Ibnu Muqaffa (salah seorang tokoh bangsa Arab yang hidup tahun 106 H- 143 H, pengarang Kitab Kalilah dan Daminah) mengatakan bahwa : Pendidikan itu ialah yang kita butuhkan untuk mendapatkan sesuatu yang akan menguatkan semua indera kita seperti makanan dan minuman, dengan yang lebih kita butuhkan untuk mencapai peradaban yang tinggi yang merupakan santaan akal dan rohani. Dalam Kamus Bahasa Indonesia, 1991:232, tentang Pengertian Pendidikan , yang berasal dari kata "didik", Lalu kata ini mendapat awalan kata "me" sehingga menjadi "mendidik" artinya memelihara dan memberi latihan. Dalam memelihara dan memberi latihan diperlukan adanya ajaran, tuntutan dan pimpinan mengenai akhlak dan kecerdasan pikiran. Dari beberapa Pengertian Pendidikan diatas dapat disimpulkan mengenai Pendidikan, bahwa Pendidikan merupakan Bimbingan atau pertolongan yang diberikan oleh orang dewasa kepada perkembangan anak untuk mencapai kedewasaannya dengan tujuan agar anak cukup cakap melaksanakan tugas hidupnya sendiri tidak dengan bantuan orang lain.[1]

B.Fenomena Sekolah Mahal
Laju pertumbuhan ekonomi yang relatif tinggi, bahkan oleh Bank Dunia disebut ajaib, di negara kita ternyata berdampak secara positif terhadap munculnya sekolah-sekolah yang berfasilitas memadai. Kalau kita perhatikan dalam beberapa tahun yang terakhir ini telah muncul sekolah-sekolah yang fasilitasnya sangat memadai. Fasilitas yang disediakan oleh sekolah-sekolah tersebut terhitung sangat memadai untuk rata-rata sekolah di Indonesia, misalnya saja bangunannya yang megah, ruang belajarnya yang sejuk dan ber-AC, buku-buku perpustakaannya yang lengkap, sarana olahragan yang memadai, guru yang profesional, suasana belajarnya yang akademis, dan sebagainya.

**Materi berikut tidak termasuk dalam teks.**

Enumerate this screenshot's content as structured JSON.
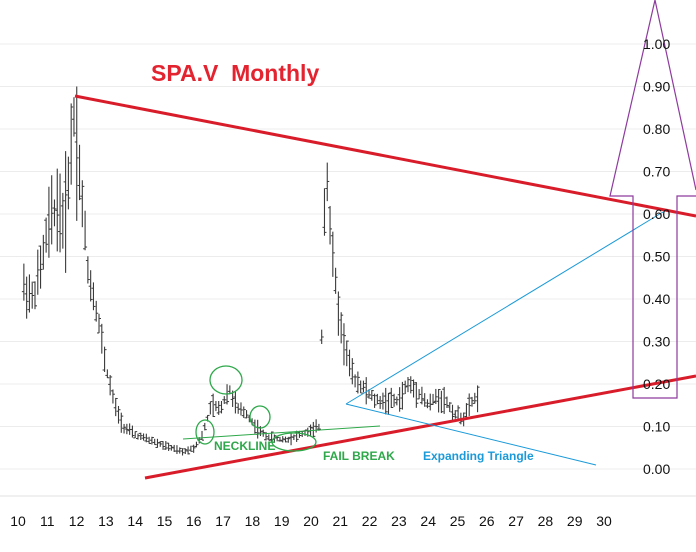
{
  "chart_data": {
    "type": "candlestick",
    "title": "SPA.V  Monthly",
    "grid": true,
    "colors": {
      "title": "#e32430",
      "trendline": "#d91c2a",
      "triangle": "#1a9ad8",
      "neckline": "#2ea84a",
      "arrow": "#8e3a9e",
      "bars": "#3a3a3a"
    },
    "x_ticks": [
      "10",
      "11",
      "12",
      "13",
      "14",
      "15",
      "16",
      "17",
      "18",
      "19",
      "20",
      "21",
      "22",
      "23",
      "24",
      "25",
      "26",
      "27",
      "28",
      "29",
      "30"
    ],
    "y_ticks": [
      "1.00",
      "0.90",
      "0.80",
      "0.70",
      "0.60",
      "0.50",
      "0.40",
      "0.30",
      "0.20",
      "0.10",
      "0.00"
    ],
    "xlim": [
      10,
      30.9
    ],
    "ylim": [
      0,
      1.0
    ],
    "series": [
      {
        "values": [
          [
            10.2,
            0.43
          ],
          [
            10.5,
            0.4
          ],
          [
            10.8,
            0.48
          ],
          [
            11.0,
            0.56
          ],
          [
            11.3,
            0.62
          ],
          [
            11.6,
            0.58
          ],
          [
            11.9,
            0.84
          ],
          [
            12.1,
            0.7
          ],
          [
            12.4,
            0.46
          ],
          [
            12.7,
            0.37
          ],
          [
            13.0,
            0.24
          ],
          [
            13.3,
            0.15
          ],
          [
            13.6,
            0.1
          ],
          [
            14.0,
            0.08
          ],
          [
            14.4,
            0.07
          ],
          [
            14.8,
            0.06
          ],
          [
            15.2,
            0.05
          ],
          [
            15.6,
            0.04
          ],
          [
            16.0,
            0.05
          ],
          [
            16.3,
            0.08
          ],
          [
            16.6,
            0.15
          ],
          [
            16.9,
            0.14
          ],
          [
            17.2,
            0.19
          ],
          [
            17.5,
            0.14
          ],
          [
            17.8,
            0.13
          ],
          [
            18.1,
            0.1
          ],
          [
            18.4,
            0.08
          ],
          [
            18.8,
            0.07
          ],
          [
            19.2,
            0.07
          ],
          [
            19.6,
            0.08
          ],
          [
            20.0,
            0.09
          ],
          [
            20.3,
            0.1
          ],
          [
            20.5,
            0.75
          ],
          [
            20.7,
            0.52
          ],
          [
            21.0,
            0.34
          ],
          [
            21.4,
            0.22
          ],
          [
            21.8,
            0.19
          ],
          [
            22.2,
            0.16
          ],
          [
            22.6,
            0.16
          ],
          [
            23.0,
            0.16
          ],
          [
            23.3,
            0.2
          ],
          [
            23.7,
            0.18
          ],
          [
            24.0,
            0.15
          ],
          [
            24.3,
            0.17
          ],
          [
            24.6,
            0.16
          ],
          [
            24.9,
            0.13
          ],
          [
            25.2,
            0.12
          ],
          [
            25.5,
            0.16
          ],
          [
            25.7,
            0.17
          ]
        ]
      }
    ],
    "annotations": [
      "NECKLINE",
      "FAIL BREAK",
      "Expanding Triangle"
    ]
  }
}
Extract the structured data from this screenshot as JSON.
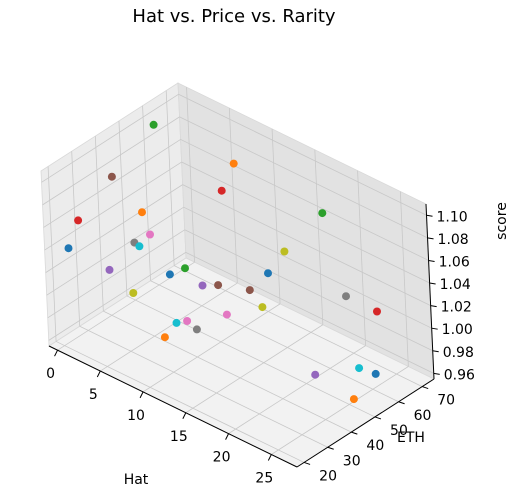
{
  "chart_data": {
    "type": "scatter",
    "projection": "3d",
    "title": "Hat vs. Price vs. Rarity",
    "xlabel": "Hat",
    "ylabel": "ETH",
    "zlabel": "score",
    "xlim": [
      -1,
      28
    ],
    "ylim": [
      17,
      75
    ],
    "zlim": [
      0.955,
      1.11
    ],
    "x_ticks": [
      0,
      5,
      10,
      15,
      20,
      25
    ],
    "y_ticks": [
      20,
      30,
      40,
      50,
      60,
      70
    ],
    "z_ticks": [
      0.96,
      0.98,
      1.0,
      1.02,
      1.04,
      1.06,
      1.08,
      1.1
    ],
    "x_tick_labels": [
      "0",
      "5",
      "10",
      "15",
      "20",
      "25"
    ],
    "y_tick_labels": [
      "20",
      "30",
      "40",
      "50",
      "60",
      "70"
    ],
    "z_tick_labels": [
      "0.96",
      "0.98",
      "1.00",
      "1.02",
      "1.04",
      "1.06",
      "1.08",
      "1.10"
    ],
    "grid": true,
    "colors": [
      "#1f77b4",
      "#ff7f0e",
      "#2ca02c",
      "#d62728",
      "#9467bd",
      "#8c564b",
      "#e377c2",
      "#7f7f7f",
      "#bcbd22",
      "#17becf"
    ],
    "points": [
      {
        "x": 1.0,
        "y": 20.0,
        "z": 1.045
      },
      {
        "x": 3.0,
        "y": 44.0,
        "z": 1.052
      },
      {
        "x": 0.5,
        "y": 59.0,
        "z": 1.1
      },
      {
        "x": 2.0,
        "y": 21.0,
        "z": 1.072
      },
      {
        "x": 2.0,
        "y": 33.0,
        "z": 1.012
      },
      {
        "x": 2.5,
        "y": 34.0,
        "z": 1.095
      },
      {
        "x": 5.0,
        "y": 40.0,
        "z": 1.045
      },
      {
        "x": 6.0,
        "y": 30.0,
        "z": 1.055
      },
      {
        "x": 8.5,
        "y": 20.0,
        "z": 1.033
      },
      {
        "x": 6.0,
        "y": 32.0,
        "z": 1.049
      },
      {
        "x": 6.0,
        "y": 44.0,
        "z": 1.008
      },
      {
        "x": 9.0,
        "y": 62.0,
        "z": 1.093
      },
      {
        "x": 9.0,
        "y": 40.0,
        "z": 1.03
      },
      {
        "x": 8.0,
        "y": 60.0,
        "z": 1.068
      },
      {
        "x": 11.0,
        "y": 40.0,
        "z": 1.022
      },
      {
        "x": 12.0,
        "y": 43.0,
        "z": 1.022
      },
      {
        "x": 11.0,
        "y": 33.0,
        "z": 1.0
      },
      {
        "x": 13.0,
        "y": 30.0,
        "z": 1.004
      },
      {
        "x": 14.0,
        "y": 64.0,
        "z": 1.031
      },
      {
        "x": 13.5,
        "y": 20.0,
        "z": 1.025
      },
      {
        "x": 16.0,
        "y": 50.0,
        "z": 1.038
      },
      {
        "x": 10.0,
        "y": 27.0,
        "z": 0.99
      },
      {
        "x": 17.0,
        "y": 70.0,
        "z": 1.068
      },
      {
        "x": 23.0,
        "y": 70.0,
        "z": 1.003
      },
      {
        "x": 20.5,
        "y": 52.0,
        "z": 0.962
      },
      {
        "x": 17.5,
        "y": 37.0,
        "z": 1.046
      },
      {
        "x": 19.0,
        "y": 22.0,
        "z": 1.05
      },
      {
        "x": 22.0,
        "y": 61.0,
        "z": 1.025
      },
      {
        "x": 19.5,
        "y": 35.0,
        "z": 1.041
      },
      {
        "x": 25.5,
        "y": 53.0,
        "z": 0.985
      },
      {
        "x": 26.0,
        "y": 58.0,
        "z": 0.975
      },
      {
        "x": 25.0,
        "y": 52.0,
        "z": 0.957
      }
    ]
  }
}
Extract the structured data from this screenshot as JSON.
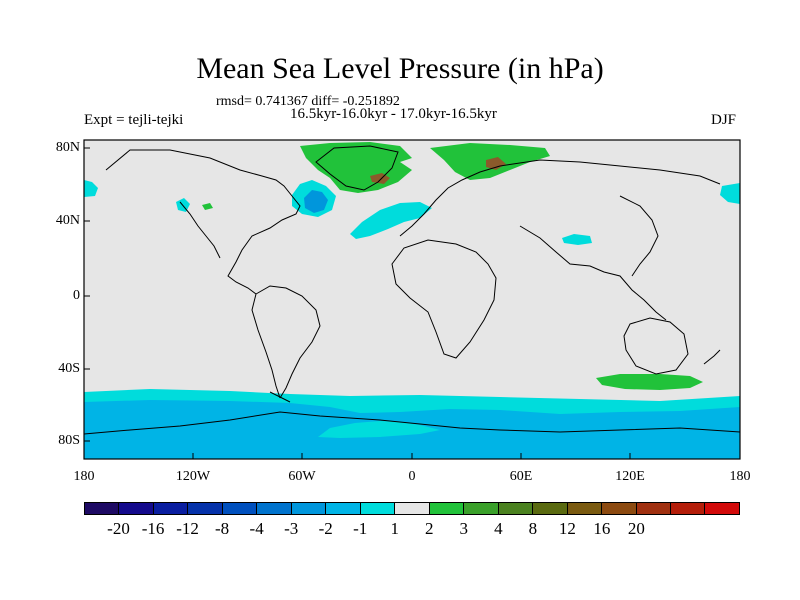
{
  "title": "Mean Sea Level Pressure (in hPa)",
  "subtitle_stats": "rmsd= 0.741367 diff= -0.251892",
  "subtitle_periods": "16.5kyr-16.0kyr - 17.0kyr-16.5kyr",
  "experiment_label": "Expt = tejli-tejki",
  "season_label": "DJF",
  "colors": {
    "land_ocean_background": "#e6e6e6",
    "coastline": "#000000",
    "neg_light": "#00dcdc",
    "neg_medium": "#00b4e6",
    "neg_dark": "#0096dc",
    "pos_light": "#21c23a",
    "pos_dark": "#8b5a2b"
  },
  "axes": {
    "y_ticks": [
      "80N",
      "40N",
      "0",
      "40S",
      "80S"
    ],
    "x_ticks": [
      "180",
      "120W",
      "60W",
      "0",
      "60E",
      "120E",
      "180"
    ]
  },
  "colorbar": {
    "colors": [
      "#1e0a64",
      "#140a8c",
      "#0a1ea0",
      "#0532aa",
      "#0050be",
      "#0073cd",
      "#0096dc",
      "#00b4e6",
      "#00dcdc",
      "#e6e6e6",
      "#21c23a",
      "#3aa02a",
      "#4b8220",
      "#5a6a10",
      "#7a5a10",
      "#8c4a10",
      "#a03010",
      "#b41e0a",
      "#d20a0a"
    ],
    "labels": [
      "-20",
      "-16",
      "-12",
      "-8",
      "-4",
      "-3",
      "-2",
      "-1",
      "1",
      "2",
      "3",
      "4",
      "8",
      "12",
      "16",
      "20"
    ]
  },
  "chart_data": {
    "type": "heatmap",
    "title": "Mean Sea Level Pressure (in hPa)",
    "variable": "Mean Sea Level Pressure difference",
    "units": "hPa",
    "x_range": [
      -180,
      180
    ],
    "y_range": [
      -90,
      90
    ],
    "levels": [
      -20,
      -16,
      -12,
      -8,
      -4,
      -3,
      -2,
      -1,
      1,
      2,
      3,
      4,
      8,
      12,
      16,
      20
    ],
    "notable_regions": [
      {
        "name": "Southern Ocean negative band",
        "range": "-2 to -3"
      },
      {
        "name": "Antarctica negative anomaly",
        "range": "-2 to -3"
      },
      {
        "name": "Greenland positive anomaly",
        "range": "1 to 2"
      },
      {
        "name": "Northern Eurasia positive anomaly",
        "range": "1 to 2"
      },
      {
        "name": "Southern Indian Ocean positive anomaly",
        "range": "1 to 2"
      },
      {
        "name": "Northwest Atlantic negative anomaly",
        "range": "-2 to -3"
      },
      {
        "name": "Eastern Atlantic negative anomaly",
        "range": "-1 to -2"
      }
    ]
  }
}
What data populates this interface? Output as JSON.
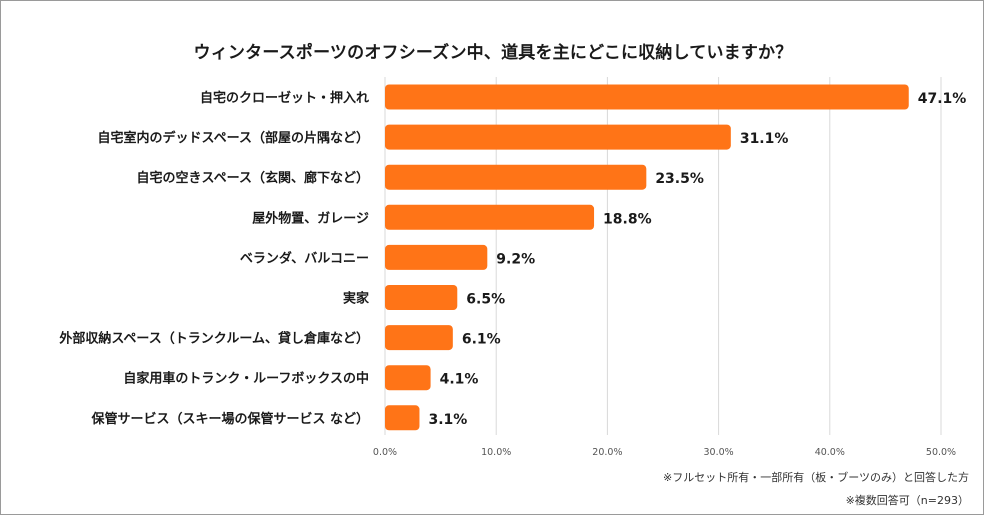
{
  "chart_data": {
    "type": "bar",
    "orientation": "horizontal",
    "title": "ウィンタースポーツのオフシーズン中、道具を主にどこに収納していますか？",
    "categories": [
      "自宅のクローゼット・押入れ",
      "自宅室内のデッドスペース（部屋の片隅など）",
      "自宅の空きスペース（玄関、廊下など）",
      "屋外物置、ガレージ",
      "ベランダ、バルコニー",
      "実家",
      "外部収納スペース（トランクルーム、貸し倉庫など）",
      "自家用車のトランク・ルーフボックスの中",
      "保管サービス（スキー場の保管サービス など）"
    ],
    "values": [
      47.1,
      31.1,
      23.5,
      18.8,
      9.2,
      6.5,
      6.1,
      4.1,
      3.1
    ],
    "value_labels": [
      "47.1%",
      "31.1%",
      "23.5%",
      "18.8%",
      "9.2%",
      "6.5%",
      "6.1%",
      "4.1%",
      "3.1%"
    ],
    "xticks": [
      0,
      10,
      20,
      30,
      40,
      50
    ],
    "xtick_labels": [
      "0.0%",
      "10.0%",
      "20.0%",
      "30.0%",
      "40.0%",
      "50.0%"
    ],
    "xlim": [
      0,
      50
    ],
    "xlabel": "",
    "ylabel": "",
    "grid": true,
    "bar_color": "#FF7417"
  },
  "footnotes": {
    "line1": "※フルセット所有・一部所有（板・ブーツのみ）と回答した方",
    "line2": "※複数回答可（n=293）"
  }
}
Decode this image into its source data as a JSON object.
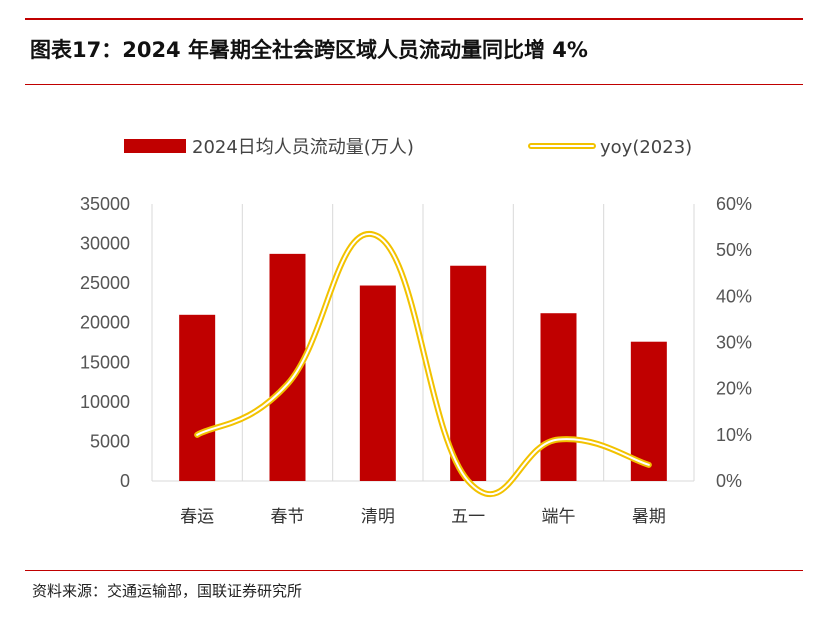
{
  "header": {
    "title": "图表17：2024 年暑期全社会跨区域人员流动量同比增 4%"
  },
  "footer": {
    "source": "资料来源：交通运输部，国联证券研究所"
  },
  "colors": {
    "bar": "#c00000",
    "line_outer": "#f2c200",
    "line_inner": "#ffffff",
    "grid": "#d9d9d9",
    "rule": "#c00000"
  },
  "chart_data": {
    "type": "bar",
    "categories": [
      "春运",
      "春节",
      "清明",
      "五一",
      "端午",
      "暑期"
    ],
    "series": [
      {
        "name": "2024日均人员流动量(万人)",
        "type": "bar",
        "axis": "left",
        "values": [
          21000,
          28700,
          24700,
          27200,
          21200,
          17600
        ]
      },
      {
        "name": "yoy(2023)",
        "type": "line",
        "axis": "right",
        "smooth": true,
        "values": [
          0.1,
          0.21,
          0.53,
          0.0,
          0.09,
          0.035
        ]
      }
    ],
    "y_left": {
      "min": 0,
      "max": 35000,
      "step": 5000,
      "ticks": [
        "0",
        "5000",
        "10000",
        "15000",
        "20000",
        "25000",
        "30000",
        "35000"
      ]
    },
    "y_right": {
      "min": 0,
      "max": 0.6,
      "step": 0.1,
      "ticks": [
        "0%",
        "10%",
        "20%",
        "30%",
        "40%",
        "50%",
        "60%"
      ]
    },
    "grid": "vertical",
    "legend": "top"
  }
}
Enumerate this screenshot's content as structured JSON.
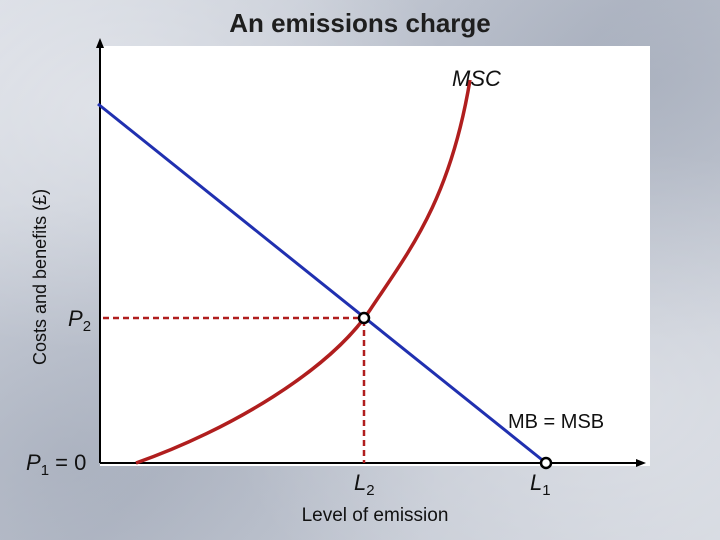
{
  "title": "An emissions charge",
  "y_axis_label": "Costs and benefits (£)",
  "x_axis_label": "Level of emission",
  "curves": {
    "msc_label": "MSC",
    "mb_label": "MB = MSB"
  },
  "price_labels": {
    "p2_main": "P",
    "p2_sub": "2",
    "p1_main": "P",
    "p1_sub": "1",
    "p1_suffix": " = 0"
  },
  "quantity_labels": {
    "l2_main": "L",
    "l2_sub": "2",
    "l1_main": "L",
    "l1_sub": "1"
  },
  "colors": {
    "msc": "#b01e1e",
    "mb": "#2030b0",
    "dashed": "#b01e1e",
    "axis": "#000000"
  }
}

Tentu hadirnya sekolah-sekolah yang berfasilitas memadai tersebut layak mendapat sambutan karena sarana pendidikan dan fasilitas belajar yang memadai dapat menumbuhkan suasana aka-demis yang memadai pula yang pada akhirnya akan menghantarkan pencapaian prestasi belajar siswa secara memuaskan. Secara fisik memang demikianlah seharusnya kita dalam menyelenggarakan sekolah bagi putra-putra bangsa kita. Sekarang sudah tidak jamannya lagi menyelenggarakan sekolah dengan bangunan yang tidak kokoh, atapnya bocor, dindingnya berlubang, perpustakaannya tidak ada, fasilitas olahraganya memprihatinkan, manajemennya seadanya, dan penguasaan ilmu gurunya sudah "out of date".

Bahwa dalam realitanya sampai sekarang masih banyak ditemui sekolah yang "tertinggal" hal itu justru menjadi tantangan kita bersama untuk segera membenahinya.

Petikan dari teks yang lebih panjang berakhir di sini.